A deal worth up to £270 million has been struck for a company to lead the 'second generation' of Dart Charge, the payment system for journeys across the Dartford Crossing.

Highways England has awarded the first of the multi-package contracts for the free-flow charging service for the 2,872-metre long crossing crossing, which on average sees 165,000 vehicles per day, one of the busiest roads in Britain.

French company Emovis will be responsible for enforcement services, effectively toll collection on the busy cross-Thames transport route, which consists of two tunnels and the Queen Elizabeth II Bridge.

And Conduent have been awarded the contract is for road user charging services, covering day to day operation of Dart Charge, detecting and matching vehicle and customer records, managing accounts and processing payments.

These two core contracts (a third is yet to be announced) is worth a combined £270 million over the course of 10 and a half years service.

The Dartford Crossing

The Dartford Crossing

Highways England, back then Highways Agency, introduced the Dartford free-flow charging scheme in 2014 when toll booths were scrapped, the first time such a system had been used on a road network in the UK.

Dart Charge innovatively removed the congestion caused by drivers stopping at barriers to pay their crossing charge, plus giving drivers the choice to pay online, by phone or at retail outlets.

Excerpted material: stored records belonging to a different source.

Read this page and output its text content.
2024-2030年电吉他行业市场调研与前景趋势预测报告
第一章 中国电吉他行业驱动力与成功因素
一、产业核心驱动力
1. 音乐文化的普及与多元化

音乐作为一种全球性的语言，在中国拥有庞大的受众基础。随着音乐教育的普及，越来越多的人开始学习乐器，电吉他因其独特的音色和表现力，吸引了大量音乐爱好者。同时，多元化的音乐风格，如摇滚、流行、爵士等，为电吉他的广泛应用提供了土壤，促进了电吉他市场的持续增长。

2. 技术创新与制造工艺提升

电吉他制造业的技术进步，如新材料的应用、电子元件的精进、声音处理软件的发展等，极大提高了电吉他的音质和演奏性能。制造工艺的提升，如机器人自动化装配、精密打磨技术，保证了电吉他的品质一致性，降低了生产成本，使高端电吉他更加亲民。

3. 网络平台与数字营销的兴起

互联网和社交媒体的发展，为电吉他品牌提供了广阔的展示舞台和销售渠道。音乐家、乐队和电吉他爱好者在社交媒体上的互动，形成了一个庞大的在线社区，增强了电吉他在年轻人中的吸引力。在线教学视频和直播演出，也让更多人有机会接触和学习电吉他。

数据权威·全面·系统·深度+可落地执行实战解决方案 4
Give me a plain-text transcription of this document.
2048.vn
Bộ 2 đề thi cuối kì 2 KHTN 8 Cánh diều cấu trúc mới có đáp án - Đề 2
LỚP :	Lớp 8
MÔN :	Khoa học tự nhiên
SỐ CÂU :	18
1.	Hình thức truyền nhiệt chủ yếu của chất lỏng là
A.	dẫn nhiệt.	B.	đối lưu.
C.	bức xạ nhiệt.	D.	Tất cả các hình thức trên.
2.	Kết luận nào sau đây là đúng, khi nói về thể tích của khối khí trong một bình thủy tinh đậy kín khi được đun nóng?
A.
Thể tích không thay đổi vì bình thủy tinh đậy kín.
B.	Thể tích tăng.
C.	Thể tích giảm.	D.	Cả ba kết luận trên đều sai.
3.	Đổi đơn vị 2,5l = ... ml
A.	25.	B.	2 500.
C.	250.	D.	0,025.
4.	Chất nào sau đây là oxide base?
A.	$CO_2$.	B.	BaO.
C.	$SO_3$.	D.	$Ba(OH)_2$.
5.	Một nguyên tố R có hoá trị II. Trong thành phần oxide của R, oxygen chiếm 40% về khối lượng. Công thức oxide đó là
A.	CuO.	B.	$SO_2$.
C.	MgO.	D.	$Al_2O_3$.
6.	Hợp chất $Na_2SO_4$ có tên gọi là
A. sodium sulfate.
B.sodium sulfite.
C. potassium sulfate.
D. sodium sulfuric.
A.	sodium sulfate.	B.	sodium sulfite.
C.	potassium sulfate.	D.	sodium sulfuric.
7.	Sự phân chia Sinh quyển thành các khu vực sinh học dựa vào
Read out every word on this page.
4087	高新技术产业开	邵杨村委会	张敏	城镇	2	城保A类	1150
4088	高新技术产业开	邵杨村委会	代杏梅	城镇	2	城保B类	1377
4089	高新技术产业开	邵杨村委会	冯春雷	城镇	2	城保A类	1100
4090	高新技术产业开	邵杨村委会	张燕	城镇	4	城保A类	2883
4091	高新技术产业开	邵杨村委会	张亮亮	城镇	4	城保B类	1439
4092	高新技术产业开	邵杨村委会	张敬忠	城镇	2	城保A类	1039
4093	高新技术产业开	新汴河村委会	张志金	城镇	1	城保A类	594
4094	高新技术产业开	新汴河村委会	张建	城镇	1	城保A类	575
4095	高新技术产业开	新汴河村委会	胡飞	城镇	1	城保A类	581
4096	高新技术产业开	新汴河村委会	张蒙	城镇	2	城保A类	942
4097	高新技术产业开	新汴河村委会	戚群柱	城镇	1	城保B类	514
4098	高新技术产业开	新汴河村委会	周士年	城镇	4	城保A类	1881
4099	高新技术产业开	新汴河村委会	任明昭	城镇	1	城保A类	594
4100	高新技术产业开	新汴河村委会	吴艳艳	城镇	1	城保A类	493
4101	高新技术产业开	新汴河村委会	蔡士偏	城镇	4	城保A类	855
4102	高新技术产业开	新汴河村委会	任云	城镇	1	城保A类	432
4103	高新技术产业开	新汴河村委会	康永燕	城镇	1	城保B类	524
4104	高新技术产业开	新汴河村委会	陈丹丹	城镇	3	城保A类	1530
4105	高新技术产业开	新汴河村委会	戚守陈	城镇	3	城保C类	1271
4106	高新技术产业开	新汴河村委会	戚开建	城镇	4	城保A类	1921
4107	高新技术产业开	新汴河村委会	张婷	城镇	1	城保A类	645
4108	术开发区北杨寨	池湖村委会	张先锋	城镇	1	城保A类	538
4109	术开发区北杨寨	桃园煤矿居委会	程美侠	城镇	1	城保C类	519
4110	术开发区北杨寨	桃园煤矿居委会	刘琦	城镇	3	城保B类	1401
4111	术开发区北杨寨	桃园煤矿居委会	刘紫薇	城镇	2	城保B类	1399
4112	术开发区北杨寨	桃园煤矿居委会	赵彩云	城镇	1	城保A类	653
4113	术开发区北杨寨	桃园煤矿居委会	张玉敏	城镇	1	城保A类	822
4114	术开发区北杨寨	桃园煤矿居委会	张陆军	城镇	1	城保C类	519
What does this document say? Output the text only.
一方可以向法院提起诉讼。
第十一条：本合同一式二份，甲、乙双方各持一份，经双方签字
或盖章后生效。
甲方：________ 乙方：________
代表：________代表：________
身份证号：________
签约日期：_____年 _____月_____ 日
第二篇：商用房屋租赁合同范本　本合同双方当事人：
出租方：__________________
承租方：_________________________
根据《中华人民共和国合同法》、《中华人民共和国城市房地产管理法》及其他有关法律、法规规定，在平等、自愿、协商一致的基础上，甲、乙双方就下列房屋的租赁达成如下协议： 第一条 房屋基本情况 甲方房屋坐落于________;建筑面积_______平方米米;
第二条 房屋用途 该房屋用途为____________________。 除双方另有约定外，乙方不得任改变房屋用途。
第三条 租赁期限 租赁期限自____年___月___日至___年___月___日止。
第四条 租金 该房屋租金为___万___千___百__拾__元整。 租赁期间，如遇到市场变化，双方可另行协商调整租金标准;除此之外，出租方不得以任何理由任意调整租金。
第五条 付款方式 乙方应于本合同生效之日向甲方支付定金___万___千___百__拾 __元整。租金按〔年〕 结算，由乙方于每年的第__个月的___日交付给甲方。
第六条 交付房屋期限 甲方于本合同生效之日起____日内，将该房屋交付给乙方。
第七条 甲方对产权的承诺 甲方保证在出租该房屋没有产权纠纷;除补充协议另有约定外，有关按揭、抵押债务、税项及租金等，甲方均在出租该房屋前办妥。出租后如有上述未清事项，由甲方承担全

Malcolm Dare, executive director of commercial and procurement at Highways England, said: “We are delighted to announce the awards of the first two contracts for the second generation of free flow charging at Dartford Crossing.

The Dartford Crossing

The Dartford Crossing

"The removal of the payment booths and introduction of free-flow charging at Dartford in 2014 not only helped to reduce congestion for the growing number of people using the crossing, it also provided much more flexibility for people to pay and we’re extremely excited to be working alongside Conduent and emovis as we move into the next phase of free flow charging at Dartford.”

The third contract, for which the process of finding a vendor has yet to be started, will be for non-UK enforcement services.

This package includes the management of enforcement activities for vehicles registered outside of the UK, such as issuing and handling penalty charge notices and payment processing. Highways England intends to proceed to competition for this package later this year.

“This award demonstrates our commitment to our global strategy for growth while continuing to provide effective, end-to-end solutions for our clients,” said Mark Brewer, group president, Transportation Solutions at Conduent.

“Building on our strong UK and European presence and capabilities, we are dedicated to delivering a successful program for Highways England and its customers.”

Christian Barrientos, chief executive officer of Emovis, commented: “The awarding of this contract to Emovis reflects the administration’s confidence on our expert ability to develop robust solutions designed with the end user in mind.

"Ensuring a high quality and standard of service for our clients and their customers, underpinned by our expert operational teams.

"We are pleased to have been selected to keep managing the scheme for Dartford Crossing, a vital component for the success of every free flow charging operation. We are also delighted to continue our longstanding relationship with Highways England."